We lunched again. Still, I know nothing about them, and they know everything about me. As I got in my car to leave, I realized I’d invited “Beth” to the W.I.N. meeting at my new home! Yikes! How did that happen? What if she puts bugs in my house? We have nothing to hide, but just the fact that I think she’s a spy, makes me feel spooky, like I can’t relax and be myself. I also don’t have the time or the energy to spy on a spy.
Several of my military friends agree there might be a file on me, on anyone who disagrees with this government, especially so publicly. “It might not be you they are spying on, but who you know; Breitbart, Hannah Giles, Farah, etc.” I was supposed to text “Beth” my address; instead I texted her, “You are really sweet, but since I think you’re a spy, I can’t hang out with you. It’s too weird. If you’re not a spy, sorry, you’re really sweet.” She never responded or called again.
My husband says I want them to be spies because it’s “drama” and I’m a bored housewife.
Flicking the TV remote this week, after Hilary had just publicly praised Al-Jazeera, I stumbled upon it! How did Al-Jazeera get on my TV?! The logo said, “Link TV – TV without borders.” Globalism/Islam has invaded my living room! The story was about the tea party being a group of ignorant Americans who were being manipulated by the Koch brothers! Wow! The evil, the lies, the propaganda is seeping in everywhere! No wonder why I’m paranoid!
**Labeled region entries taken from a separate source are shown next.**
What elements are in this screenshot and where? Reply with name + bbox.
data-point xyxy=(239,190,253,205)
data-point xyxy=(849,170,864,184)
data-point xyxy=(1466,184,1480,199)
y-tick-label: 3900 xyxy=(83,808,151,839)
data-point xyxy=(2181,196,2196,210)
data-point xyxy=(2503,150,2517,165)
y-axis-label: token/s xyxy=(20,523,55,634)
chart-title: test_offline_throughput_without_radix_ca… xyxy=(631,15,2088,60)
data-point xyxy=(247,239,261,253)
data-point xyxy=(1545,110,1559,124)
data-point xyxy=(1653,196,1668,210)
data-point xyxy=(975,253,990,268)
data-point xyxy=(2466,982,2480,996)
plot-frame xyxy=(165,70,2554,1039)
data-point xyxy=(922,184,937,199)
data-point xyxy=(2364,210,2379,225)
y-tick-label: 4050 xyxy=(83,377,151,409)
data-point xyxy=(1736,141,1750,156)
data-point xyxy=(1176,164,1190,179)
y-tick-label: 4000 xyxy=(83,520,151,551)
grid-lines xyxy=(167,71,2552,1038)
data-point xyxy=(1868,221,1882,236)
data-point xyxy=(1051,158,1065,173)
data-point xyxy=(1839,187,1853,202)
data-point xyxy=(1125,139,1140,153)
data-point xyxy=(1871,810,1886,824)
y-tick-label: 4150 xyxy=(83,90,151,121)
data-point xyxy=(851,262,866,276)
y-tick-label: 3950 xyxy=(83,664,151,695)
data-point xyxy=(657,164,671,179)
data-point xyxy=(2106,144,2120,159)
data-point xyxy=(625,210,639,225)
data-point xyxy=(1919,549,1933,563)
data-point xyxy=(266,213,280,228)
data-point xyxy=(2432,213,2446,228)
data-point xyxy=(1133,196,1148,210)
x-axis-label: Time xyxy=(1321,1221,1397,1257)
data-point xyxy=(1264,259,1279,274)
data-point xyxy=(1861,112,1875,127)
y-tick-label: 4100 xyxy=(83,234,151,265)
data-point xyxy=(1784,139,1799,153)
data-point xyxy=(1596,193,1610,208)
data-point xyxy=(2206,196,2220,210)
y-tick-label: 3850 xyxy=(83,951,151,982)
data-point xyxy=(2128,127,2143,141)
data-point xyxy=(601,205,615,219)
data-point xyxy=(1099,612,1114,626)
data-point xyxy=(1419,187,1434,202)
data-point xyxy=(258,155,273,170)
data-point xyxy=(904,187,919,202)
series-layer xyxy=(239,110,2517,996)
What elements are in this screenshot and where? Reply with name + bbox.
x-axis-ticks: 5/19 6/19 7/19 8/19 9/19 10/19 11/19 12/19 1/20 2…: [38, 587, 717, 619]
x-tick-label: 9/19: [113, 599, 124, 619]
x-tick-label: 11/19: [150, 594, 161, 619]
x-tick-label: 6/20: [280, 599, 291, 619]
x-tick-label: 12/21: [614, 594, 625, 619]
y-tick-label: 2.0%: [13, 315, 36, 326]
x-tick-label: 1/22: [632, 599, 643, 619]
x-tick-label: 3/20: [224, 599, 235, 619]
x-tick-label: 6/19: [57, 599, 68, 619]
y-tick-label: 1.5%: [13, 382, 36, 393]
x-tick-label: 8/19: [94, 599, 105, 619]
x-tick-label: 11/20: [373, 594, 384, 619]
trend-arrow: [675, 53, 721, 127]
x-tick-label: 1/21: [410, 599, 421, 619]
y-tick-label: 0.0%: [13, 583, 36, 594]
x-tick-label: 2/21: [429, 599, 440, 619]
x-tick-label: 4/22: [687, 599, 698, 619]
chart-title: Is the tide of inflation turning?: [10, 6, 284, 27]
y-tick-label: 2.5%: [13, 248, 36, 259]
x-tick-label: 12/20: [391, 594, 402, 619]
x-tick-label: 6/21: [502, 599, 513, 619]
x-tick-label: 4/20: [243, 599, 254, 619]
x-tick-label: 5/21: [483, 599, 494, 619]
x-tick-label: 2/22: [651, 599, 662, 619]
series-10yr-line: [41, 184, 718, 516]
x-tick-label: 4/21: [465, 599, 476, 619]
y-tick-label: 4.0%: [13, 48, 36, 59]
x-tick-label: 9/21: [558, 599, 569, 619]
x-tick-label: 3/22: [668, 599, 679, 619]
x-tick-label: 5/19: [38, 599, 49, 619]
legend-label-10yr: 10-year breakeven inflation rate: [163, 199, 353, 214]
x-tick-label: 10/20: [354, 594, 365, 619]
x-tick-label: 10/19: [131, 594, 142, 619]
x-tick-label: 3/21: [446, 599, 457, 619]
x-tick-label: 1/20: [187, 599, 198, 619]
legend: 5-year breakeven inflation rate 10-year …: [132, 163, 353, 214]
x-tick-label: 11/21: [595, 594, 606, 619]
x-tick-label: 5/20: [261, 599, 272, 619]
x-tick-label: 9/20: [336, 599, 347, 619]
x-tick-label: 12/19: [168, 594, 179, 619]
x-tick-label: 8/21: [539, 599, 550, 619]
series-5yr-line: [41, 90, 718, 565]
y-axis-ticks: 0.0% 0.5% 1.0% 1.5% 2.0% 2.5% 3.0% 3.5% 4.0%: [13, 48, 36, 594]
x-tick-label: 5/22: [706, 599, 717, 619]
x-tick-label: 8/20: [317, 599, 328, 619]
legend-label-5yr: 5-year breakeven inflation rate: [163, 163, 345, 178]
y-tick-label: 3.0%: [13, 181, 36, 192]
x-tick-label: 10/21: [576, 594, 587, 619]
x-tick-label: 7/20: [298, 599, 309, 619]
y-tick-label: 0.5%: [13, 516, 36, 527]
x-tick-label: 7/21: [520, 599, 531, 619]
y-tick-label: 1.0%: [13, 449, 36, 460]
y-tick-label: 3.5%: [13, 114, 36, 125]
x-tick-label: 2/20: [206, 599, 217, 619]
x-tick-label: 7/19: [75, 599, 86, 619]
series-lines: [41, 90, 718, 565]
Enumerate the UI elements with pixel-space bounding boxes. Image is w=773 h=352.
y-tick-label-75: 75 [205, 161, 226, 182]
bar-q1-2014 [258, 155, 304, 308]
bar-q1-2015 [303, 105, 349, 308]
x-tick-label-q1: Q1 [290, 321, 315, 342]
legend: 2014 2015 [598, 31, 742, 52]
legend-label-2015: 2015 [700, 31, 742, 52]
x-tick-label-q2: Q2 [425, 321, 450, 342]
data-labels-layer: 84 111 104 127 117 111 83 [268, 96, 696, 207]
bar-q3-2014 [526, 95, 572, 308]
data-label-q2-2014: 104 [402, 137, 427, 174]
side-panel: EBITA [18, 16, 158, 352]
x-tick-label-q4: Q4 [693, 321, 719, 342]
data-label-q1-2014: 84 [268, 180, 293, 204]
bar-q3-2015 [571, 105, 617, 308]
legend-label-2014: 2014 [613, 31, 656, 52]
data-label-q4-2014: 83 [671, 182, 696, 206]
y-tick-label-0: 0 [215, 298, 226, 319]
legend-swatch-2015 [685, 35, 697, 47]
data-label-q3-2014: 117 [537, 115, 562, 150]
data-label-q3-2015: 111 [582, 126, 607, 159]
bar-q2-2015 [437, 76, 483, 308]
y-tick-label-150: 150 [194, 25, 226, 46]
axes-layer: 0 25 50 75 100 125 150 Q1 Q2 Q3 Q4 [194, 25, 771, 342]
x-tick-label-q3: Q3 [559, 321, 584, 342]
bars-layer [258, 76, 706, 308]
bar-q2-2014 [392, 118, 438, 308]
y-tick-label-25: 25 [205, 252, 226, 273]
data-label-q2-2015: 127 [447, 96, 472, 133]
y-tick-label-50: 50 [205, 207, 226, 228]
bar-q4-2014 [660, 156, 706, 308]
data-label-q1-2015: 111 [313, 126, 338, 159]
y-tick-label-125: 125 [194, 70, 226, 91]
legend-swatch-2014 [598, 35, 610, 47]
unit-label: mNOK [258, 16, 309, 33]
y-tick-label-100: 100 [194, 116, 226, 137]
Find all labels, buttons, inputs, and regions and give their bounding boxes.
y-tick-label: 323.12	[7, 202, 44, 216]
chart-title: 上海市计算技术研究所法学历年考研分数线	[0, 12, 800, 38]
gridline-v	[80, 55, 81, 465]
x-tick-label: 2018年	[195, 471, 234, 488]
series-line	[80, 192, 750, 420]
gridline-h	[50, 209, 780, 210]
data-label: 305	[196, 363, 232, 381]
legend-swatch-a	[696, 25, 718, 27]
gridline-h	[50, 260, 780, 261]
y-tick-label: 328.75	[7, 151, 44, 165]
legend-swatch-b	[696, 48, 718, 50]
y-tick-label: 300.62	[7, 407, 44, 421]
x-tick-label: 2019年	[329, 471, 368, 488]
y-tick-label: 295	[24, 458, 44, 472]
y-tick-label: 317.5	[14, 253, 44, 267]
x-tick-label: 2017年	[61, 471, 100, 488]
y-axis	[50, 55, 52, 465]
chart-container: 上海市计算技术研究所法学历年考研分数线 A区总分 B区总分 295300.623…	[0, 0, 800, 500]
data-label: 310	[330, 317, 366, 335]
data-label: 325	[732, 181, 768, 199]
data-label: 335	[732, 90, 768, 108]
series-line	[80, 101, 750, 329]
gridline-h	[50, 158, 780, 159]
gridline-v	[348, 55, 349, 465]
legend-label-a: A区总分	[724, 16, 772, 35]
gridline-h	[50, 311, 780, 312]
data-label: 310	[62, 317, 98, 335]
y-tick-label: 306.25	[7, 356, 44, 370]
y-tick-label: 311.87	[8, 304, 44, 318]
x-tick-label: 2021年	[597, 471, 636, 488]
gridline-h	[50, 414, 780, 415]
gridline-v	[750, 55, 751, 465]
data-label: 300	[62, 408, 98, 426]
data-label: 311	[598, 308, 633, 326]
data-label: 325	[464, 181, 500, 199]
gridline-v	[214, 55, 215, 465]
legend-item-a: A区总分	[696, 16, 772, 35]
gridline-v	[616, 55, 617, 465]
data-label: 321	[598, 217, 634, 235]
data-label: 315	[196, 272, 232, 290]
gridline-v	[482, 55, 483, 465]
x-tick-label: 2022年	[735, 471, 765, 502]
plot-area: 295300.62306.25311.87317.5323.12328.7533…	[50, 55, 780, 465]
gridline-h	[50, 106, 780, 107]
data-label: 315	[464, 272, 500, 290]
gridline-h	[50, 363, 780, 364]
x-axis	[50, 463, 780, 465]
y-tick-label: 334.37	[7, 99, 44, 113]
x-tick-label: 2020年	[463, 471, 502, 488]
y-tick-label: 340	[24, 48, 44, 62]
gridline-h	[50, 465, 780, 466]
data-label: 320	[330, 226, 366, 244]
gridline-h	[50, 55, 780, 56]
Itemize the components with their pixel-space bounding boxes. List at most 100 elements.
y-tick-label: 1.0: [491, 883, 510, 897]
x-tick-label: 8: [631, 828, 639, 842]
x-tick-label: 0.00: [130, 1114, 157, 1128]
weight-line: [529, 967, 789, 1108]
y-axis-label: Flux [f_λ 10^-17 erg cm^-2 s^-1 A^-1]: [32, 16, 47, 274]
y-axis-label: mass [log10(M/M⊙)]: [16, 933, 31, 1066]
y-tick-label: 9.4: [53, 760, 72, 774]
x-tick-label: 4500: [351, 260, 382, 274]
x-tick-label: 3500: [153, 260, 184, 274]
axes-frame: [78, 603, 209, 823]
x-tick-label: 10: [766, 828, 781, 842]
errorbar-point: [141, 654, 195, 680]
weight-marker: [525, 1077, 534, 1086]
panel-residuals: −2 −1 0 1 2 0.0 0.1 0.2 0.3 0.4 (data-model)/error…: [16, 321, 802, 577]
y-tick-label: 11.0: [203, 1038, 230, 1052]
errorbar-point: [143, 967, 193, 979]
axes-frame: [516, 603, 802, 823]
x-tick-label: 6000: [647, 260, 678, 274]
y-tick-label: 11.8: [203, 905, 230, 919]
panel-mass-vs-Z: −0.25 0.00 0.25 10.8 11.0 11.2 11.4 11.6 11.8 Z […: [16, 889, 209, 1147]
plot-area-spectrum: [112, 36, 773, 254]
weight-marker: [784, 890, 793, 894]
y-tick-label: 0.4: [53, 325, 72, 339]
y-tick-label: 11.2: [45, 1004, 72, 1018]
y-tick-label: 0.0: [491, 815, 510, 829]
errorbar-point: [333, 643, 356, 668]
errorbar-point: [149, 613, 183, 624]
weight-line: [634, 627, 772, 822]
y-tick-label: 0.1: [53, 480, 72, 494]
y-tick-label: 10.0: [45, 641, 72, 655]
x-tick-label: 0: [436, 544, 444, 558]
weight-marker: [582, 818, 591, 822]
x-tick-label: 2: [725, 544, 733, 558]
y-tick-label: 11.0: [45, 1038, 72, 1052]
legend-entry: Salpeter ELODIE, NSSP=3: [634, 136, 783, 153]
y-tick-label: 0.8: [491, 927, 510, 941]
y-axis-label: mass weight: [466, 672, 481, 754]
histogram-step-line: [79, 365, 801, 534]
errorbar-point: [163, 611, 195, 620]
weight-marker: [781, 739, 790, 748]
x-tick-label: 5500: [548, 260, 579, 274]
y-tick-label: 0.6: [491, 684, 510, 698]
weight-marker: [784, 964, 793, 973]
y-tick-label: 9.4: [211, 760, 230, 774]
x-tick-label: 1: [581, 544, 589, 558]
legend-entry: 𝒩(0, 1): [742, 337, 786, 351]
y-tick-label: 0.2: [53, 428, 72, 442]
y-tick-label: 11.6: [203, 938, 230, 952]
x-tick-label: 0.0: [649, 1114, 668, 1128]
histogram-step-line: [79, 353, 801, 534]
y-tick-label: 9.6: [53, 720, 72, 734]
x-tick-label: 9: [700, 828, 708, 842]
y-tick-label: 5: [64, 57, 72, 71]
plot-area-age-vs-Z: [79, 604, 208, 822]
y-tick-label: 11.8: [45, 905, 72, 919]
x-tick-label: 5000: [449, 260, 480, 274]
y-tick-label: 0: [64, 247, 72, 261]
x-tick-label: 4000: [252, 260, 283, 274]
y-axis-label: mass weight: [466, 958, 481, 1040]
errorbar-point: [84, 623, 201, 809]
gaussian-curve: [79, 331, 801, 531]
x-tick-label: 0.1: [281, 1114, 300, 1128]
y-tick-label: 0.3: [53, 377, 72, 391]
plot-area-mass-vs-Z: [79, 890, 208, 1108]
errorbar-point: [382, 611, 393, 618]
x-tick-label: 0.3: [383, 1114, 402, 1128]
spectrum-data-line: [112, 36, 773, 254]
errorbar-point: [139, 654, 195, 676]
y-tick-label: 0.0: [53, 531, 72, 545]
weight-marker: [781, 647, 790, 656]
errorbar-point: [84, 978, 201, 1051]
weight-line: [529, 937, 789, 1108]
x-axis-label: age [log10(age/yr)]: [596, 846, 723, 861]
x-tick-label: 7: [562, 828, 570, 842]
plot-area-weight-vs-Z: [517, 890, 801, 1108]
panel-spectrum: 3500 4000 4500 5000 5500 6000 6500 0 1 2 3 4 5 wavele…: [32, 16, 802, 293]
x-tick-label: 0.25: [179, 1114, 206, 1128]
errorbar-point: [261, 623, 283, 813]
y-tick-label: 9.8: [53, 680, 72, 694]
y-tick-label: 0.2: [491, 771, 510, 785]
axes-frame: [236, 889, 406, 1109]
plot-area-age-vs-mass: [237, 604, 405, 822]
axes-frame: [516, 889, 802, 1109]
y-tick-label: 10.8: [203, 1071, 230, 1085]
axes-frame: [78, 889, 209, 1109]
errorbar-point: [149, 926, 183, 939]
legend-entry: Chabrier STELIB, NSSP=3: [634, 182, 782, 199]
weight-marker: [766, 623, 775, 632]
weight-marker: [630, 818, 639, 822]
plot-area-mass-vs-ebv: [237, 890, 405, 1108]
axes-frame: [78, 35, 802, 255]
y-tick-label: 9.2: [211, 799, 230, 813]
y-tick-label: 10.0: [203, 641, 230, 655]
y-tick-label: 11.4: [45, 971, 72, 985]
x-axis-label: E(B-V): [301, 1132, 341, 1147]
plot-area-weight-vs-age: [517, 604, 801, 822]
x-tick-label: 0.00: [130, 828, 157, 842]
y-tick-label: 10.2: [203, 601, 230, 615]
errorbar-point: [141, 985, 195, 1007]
This all sounds like a movie, but the truth is stranger than fiction. I heard a rumor yesterday that dictator “O” has made a decree – something about those proven innocent in court can still be jailed for life! Yikes!
In August of 2009 I was doing stand-up in Denver and heard that Obama had instructed us to report anyone who didn’t agree with Obamacare to firstname.lastname@example.org. I was shocked and horrified! Snitch on my neighbors? I turned myself in twice!
A government spying on its citizens is a good thing, if it’s for national security. If the spying is to silence the opposition, it is communism.
Whether I’m being spied on or not, I shouldn’t feel this way about my government.
When people fear the government there is tyranny; when the government fears the people there is liberty. Therefore, I will keep my bumper stickers and keep my voice loud. Obama should fear me. I can fire him!